It’s amazing what a 20-minute drive accomplished. 

Watching the city lights rush past in a blur, I wound down the window and stuck my head out, feeling the night air nipping at my face. It made my veins fill up with life. For the first time in a while, I was feeling alive. I heard her laugh from the driver’s seat, a casual hand on the steering wheel, the other out the window forming waves in the rushing wind. 

So this was living.

We parked up in the middle of nowhere and I clambered into the back of the ute, I could barely feel the cold metal against my back despite wearing a thin crop top beneath a plaid shirt. I wrapped myself in a nest of blankets, close to her in the confined space. The stars twinkled like ambers embedded in a soft quilt, covering the land in a heavy embrace. A moving river of red diamonds; the rarest, most expensive of diamonds— but tonight we got them for free. Tonight everything was free. 

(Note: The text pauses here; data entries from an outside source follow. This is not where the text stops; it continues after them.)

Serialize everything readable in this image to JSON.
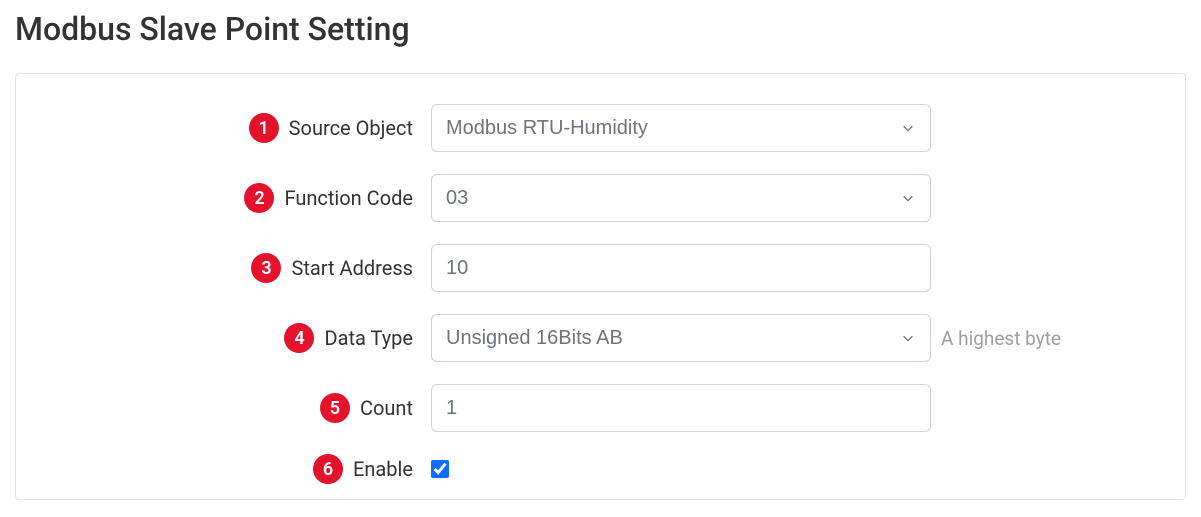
{
  "page_title": "Modbus Slave Point Setting",
  "fields": {
    "source_object": {
      "num": "1",
      "label": "Source Object",
      "value": "Modbus RTU-Humidity"
    },
    "function_code": {
      "num": "2",
      "label": "Function Code",
      "value": "03"
    },
    "start_address": {
      "num": "3",
      "label": "Start Address",
      "value": "10"
    },
    "data_type": {
      "num": "4",
      "label": "Data Type",
      "value": "Unsigned 16Bits AB",
      "hint": "A highest byte"
    },
    "count": {
      "num": "5",
      "label": "Count",
      "value": "1"
    },
    "enable": {
      "num": "6",
      "label": "Enable",
      "checked": true
    }
  }
}
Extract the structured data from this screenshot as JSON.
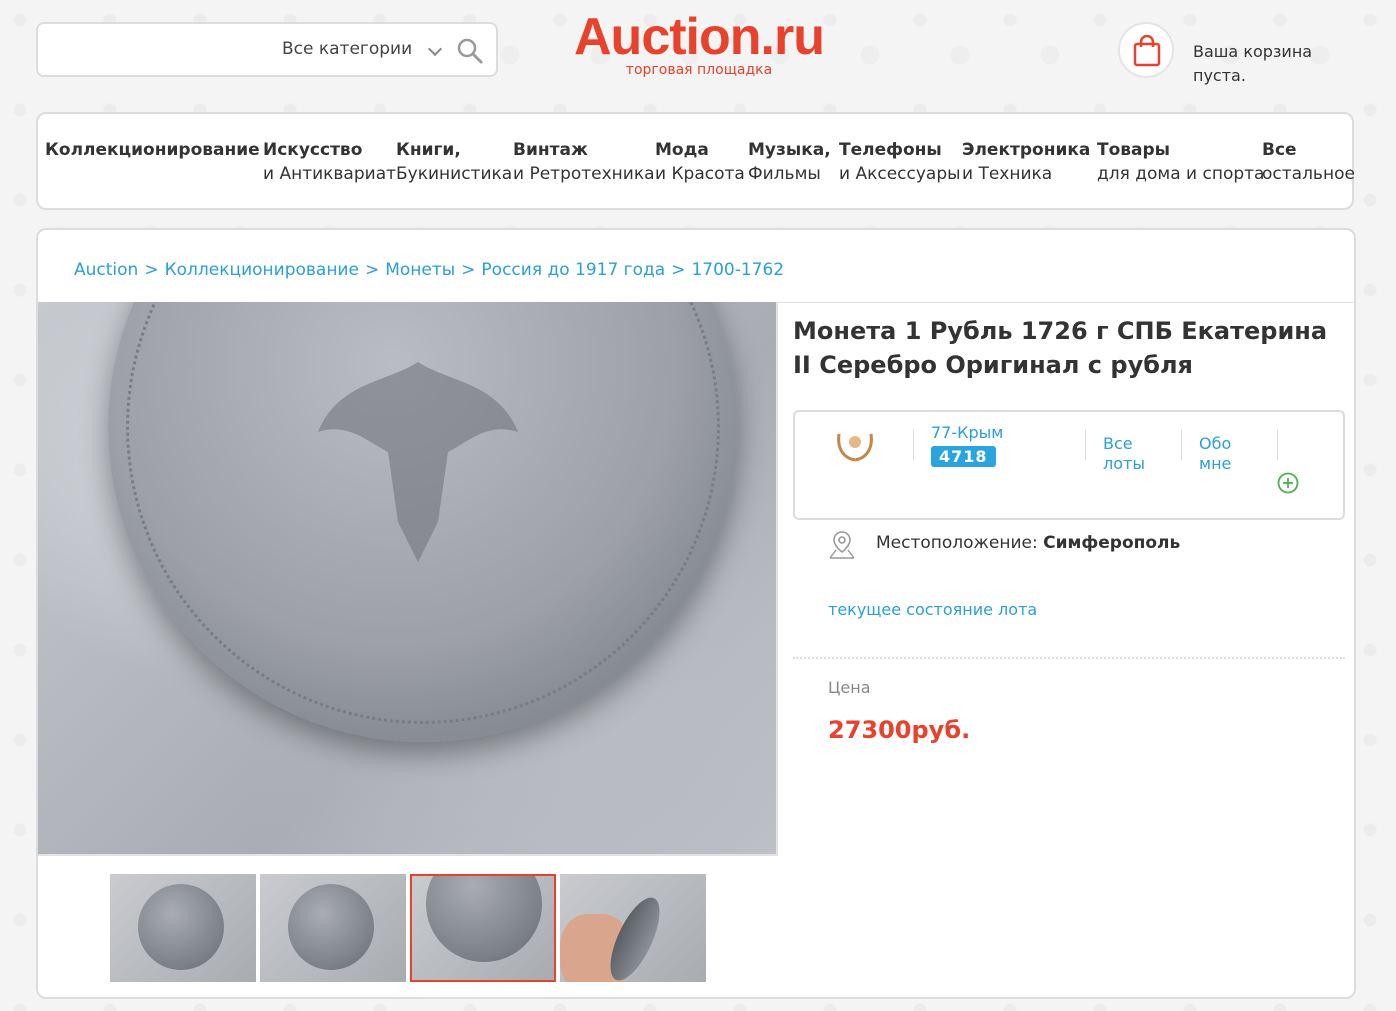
{
  "header": {
    "search": {
      "value": "",
      "placeholder": "",
      "category": "Все категории"
    },
    "logo": {
      "title": "Auction.ru",
      "subtitle": "торговая площадка"
    },
    "cart": {
      "text": "Ваша корзина пуста."
    }
  },
  "nav": [
    {
      "line1": "Коллекционирование",
      "line2": ""
    },
    {
      "line1": "Искусство",
      "line2": "и Антиквариат"
    },
    {
      "line1": "Книги,",
      "line2": "Букинистика"
    },
    {
      "line1": "Винтаж",
      "line2": "и Ретротехника"
    },
    {
      "line1": "Мода",
      "line2": "и Красота"
    },
    {
      "line1": "Музыка,",
      "line2": "Фильмы"
    },
    {
      "line1": "Телефоны",
      "line2": "и Аксессуары"
    },
    {
      "line1": "Электроника",
      "line2": "и Техника"
    },
    {
      "line1": "Товары",
      "line2": "для дома и спорта"
    },
    {
      "line1": "Все",
      "line2": "остальное"
    }
  ],
  "breadcrumb": [
    "Auction",
    "Коллекционирование",
    "Монеты",
    "Россия до 1917 года",
    "1700-1762"
  ],
  "breadcrumb_sep": ">",
  "lot": {
    "title": "Монета 1 Рубль 1726 г СПБ Екатерина II Серебро Оригинал с рубля",
    "thumbnails_count": 4,
    "active_thumbnail": 3
  },
  "seller": {
    "name": "77-Крым",
    "rating": "4718",
    "all_lots_line1": "Все",
    "all_lots_line2": "лоты",
    "about_line1": "Обо",
    "about_line2": "мне"
  },
  "location": {
    "label": "Местоположение:",
    "value": "Симферополь"
  },
  "state_link": "текущее состояние лота",
  "price": {
    "label": "Цена",
    "value": "27300руб."
  },
  "colors": {
    "brand": "#e8412c",
    "link": "#2a9fd8",
    "badge": "#2aa4dc"
  },
  "icons": [
    "search-icon",
    "chevron-down-icon",
    "shopping-bag-icon",
    "laurel-icon",
    "plus-icon",
    "location-pin-icon"
  ]
}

Our two headlights pierced the darkness, illuminating the simple wasteland spread out in every direction. In the river of light, I pulled her up to her feet with me. A smile played upon my lips, curving them upwards. In the darkness, she couldn’t see the way I giggled under my breath, watching her arms rise above her head, moving her body to the rhythm of a country song. 

“Baby, there's a shooting staaarrrr.” The slight lilt of her voice blended with melody, passion turning her singing to molten gold. I laughed and joined her, my arms flailing in an unmatched lack of coordination. Nowhere, in any realm would you find someone with the same capacity for awkwardness. 

Her laughter joined mine and it filled my heart with joy. Everything felt right. I had never felt this close to anyone. Could never imagine being this comfortable with anyone else.

“Let’s run away, just you and me,” 

My eyes implored hers, noting each shadow cast on her face and every glowing surface that set her skin on fire. The stars had channelled their magic through the headlights to beam themselves onto her. She became the sparkling amber, a vision of blonde hair topped with a cowgirl hat and a smile so wide I knew I would follow wherever she went. I indulged in her American accent, letting her happiness fuel my own. 

“Get away from here?” 

Her hand went to mine in earnest and she spun me in a slow circle, mockery of a waltz to classical music. I could still hear the music from the car radio in the background, but only in my subconscious, it was static and quiet now. It fell deaf on my ears, nothing more than mumbling. 

“I thought you’d never ask.”

“And your family?”

“Screw ‘em,” Her eyes shimmered in defiance. “They don’t own me anymore.” 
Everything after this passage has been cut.